1. Pindah Kamar

60 3 0
                                    

Aku masih menekuni komputer lipatku, ketika Dilla menyenggol lenganku dengan sikunya. Aku menolehnya sebentar. Ia melirik ponselku yang tak jauh darinya. Aku mengabaikannya. Kembali fokus pada apa yang sedang aku kerjakan.

Makalah ini harus selesai mala mini. Abaikan yang lain.

Namun, Dilla lagi-lagi menggangguku. Kali ini ia mengambil ponselku, lalu menunjukkannya tepat di depan wajahku. Mau kesal, tapi urung ketika aku melihat banyak sekali notifikasi yang masuk.

Ponselku bergetar. Dilla mengisyaratkan agar aku menjawab panggilan yang masuk. Nama Mama tertera di sana.

"Hallo, Ma."

"Gia. Kamu ke mana saja? Kenapa chat dan telepon Mama enggak kamu jawab? Kelayapan terus. Pulang!"

Aku menarik napas perlahan sebelum menjawab, Gia masih di rumah Dilla. Sedang ngerjain kerkom. Agak malam pulangnya, Ma."

Tanpa aku sangka, Mama membentak,"Pokoknya pulang sekarang atau jangan sama sekali."

Aku menarik napas lagi. Dilla yang berada di depanku tampak terkejut. Ah, volume suara ponselnya terlalu keras. "Tapi, makalahnya belum selesai. Gia janji langsung pulang. Memangnya ada apa, Ma?"

Kemudian, aku mendengar Mama menjawab dengan nada yang tidak jauh beda dari tadi. Dan sepertinya, aku tidak bisa menyembunyikan raut kaget serta kesal dari Dilla. Sehingga sahabatku ini langsung bertanya sesaat aku mengakhiri sambungan telepon dengan Mama.

"Ada masalah?" tanya Dilla.

Aku mengangguk pelan. Malas untuk menjelaskan apa yang terjadi. Dilla tidak lagi bertanya. Ia membantuku membereskan barang-barangku. Akan tetapi, aku tahu dari sorot matanya kalau ia khawatir padaku.

"Sisakan saja bagianku. Nanti di rumah aku selesaikan. Aku janji besok siang sudah siap dikumpulkan," ucapku sebelum pamitan.

Dilla mengangguk. "Hati-hati di jalan. Jangan ngebut."

Aku pun segera menuju garasi rumah Dilla. Di sana terparkir sepeda motor kesayanganku. Sudah cukup malam. Jalanan tidak macet dan tidak pula lengang.
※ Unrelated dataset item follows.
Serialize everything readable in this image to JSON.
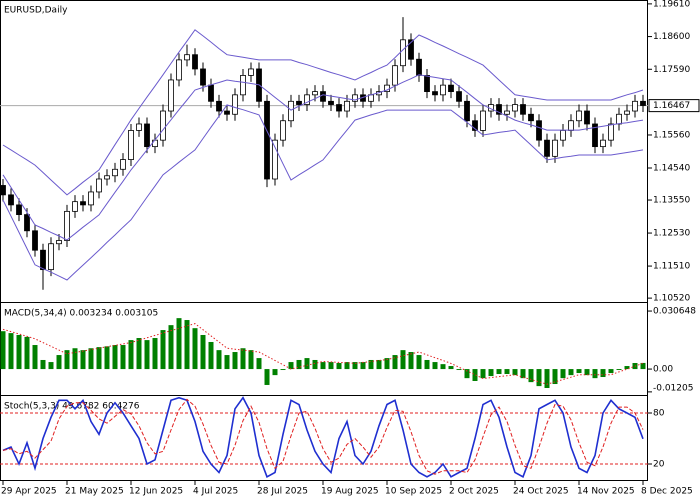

Tidak perlu lama untuk aku sampai di rumah.

Pemandangan pertama yang menyambutku ketika masuk ke dalam disambut dengan tumpukan barang. Awalnya, aku kaget. Namun setelah menemukan sosok kakak laki-lakiku berserta istrinya, aku paham.

Aku menghela napas. Berjalan menuju ruang tengah. Tujuanku dapur. Tenggorokanku kering. Tanganku sudah terulur hendak mengambil gelas di rak, tapi Mama malah menarikku ke kamar.

"Bereskan!"

Aku mematung. Otakku sedang mencerna ucapan Mama. "Apa yang dibereskan?" tanyaku, menatap Mama.

Mama balas menatapku tajam. "Pindahkan semua barang kamu ke kamar belakang. Kamar ini mau di tempati Zio," ucap Mama. "Kamu itu suka sekali pulang malam. Alasan kerja kelompoklah. Makalah-lah. Harusnya kalau orang tua mengirim pesan atau menelepon itu segera dijawab. Bikin kesal saja," omel Mama.

Hatiku mencelos. Apa aku terlihat bohong? Pulang malam bukan tanpa alasan.

Mama meninggalkanku yang masih berdiri di ambang pintu. Dan aku pun masih enggan menuruti ucapan Mama. Ini kamarku. Sekarang aku harus pindah secara tiba-tiba ke kamar belakang. Oh, yang benar saja!

Aku menyusul Mama yang sedang membantu Kak Reno—kakak laki-lakiku. Aku tidak mau pindah kamar. Apalagi mendadak seperti ini. Tugasku masih banyak. aku juga sangat lelah. Hanya ingin merebahkan diri di atas kasurku yang empuk. Terdengar nyaman, bukan?

Kedatanganku di ruang tamu disambut tatapan tidak ramah dari iparku. Aku tak peduli. Sekarang yang terpenting harus mengutarakan keberatan pada Mama.

"Ma. Aku enggak mau pindah,"ujarku. "Kamar belakang kan dipakai gudang. Masa aku tidur di sana?"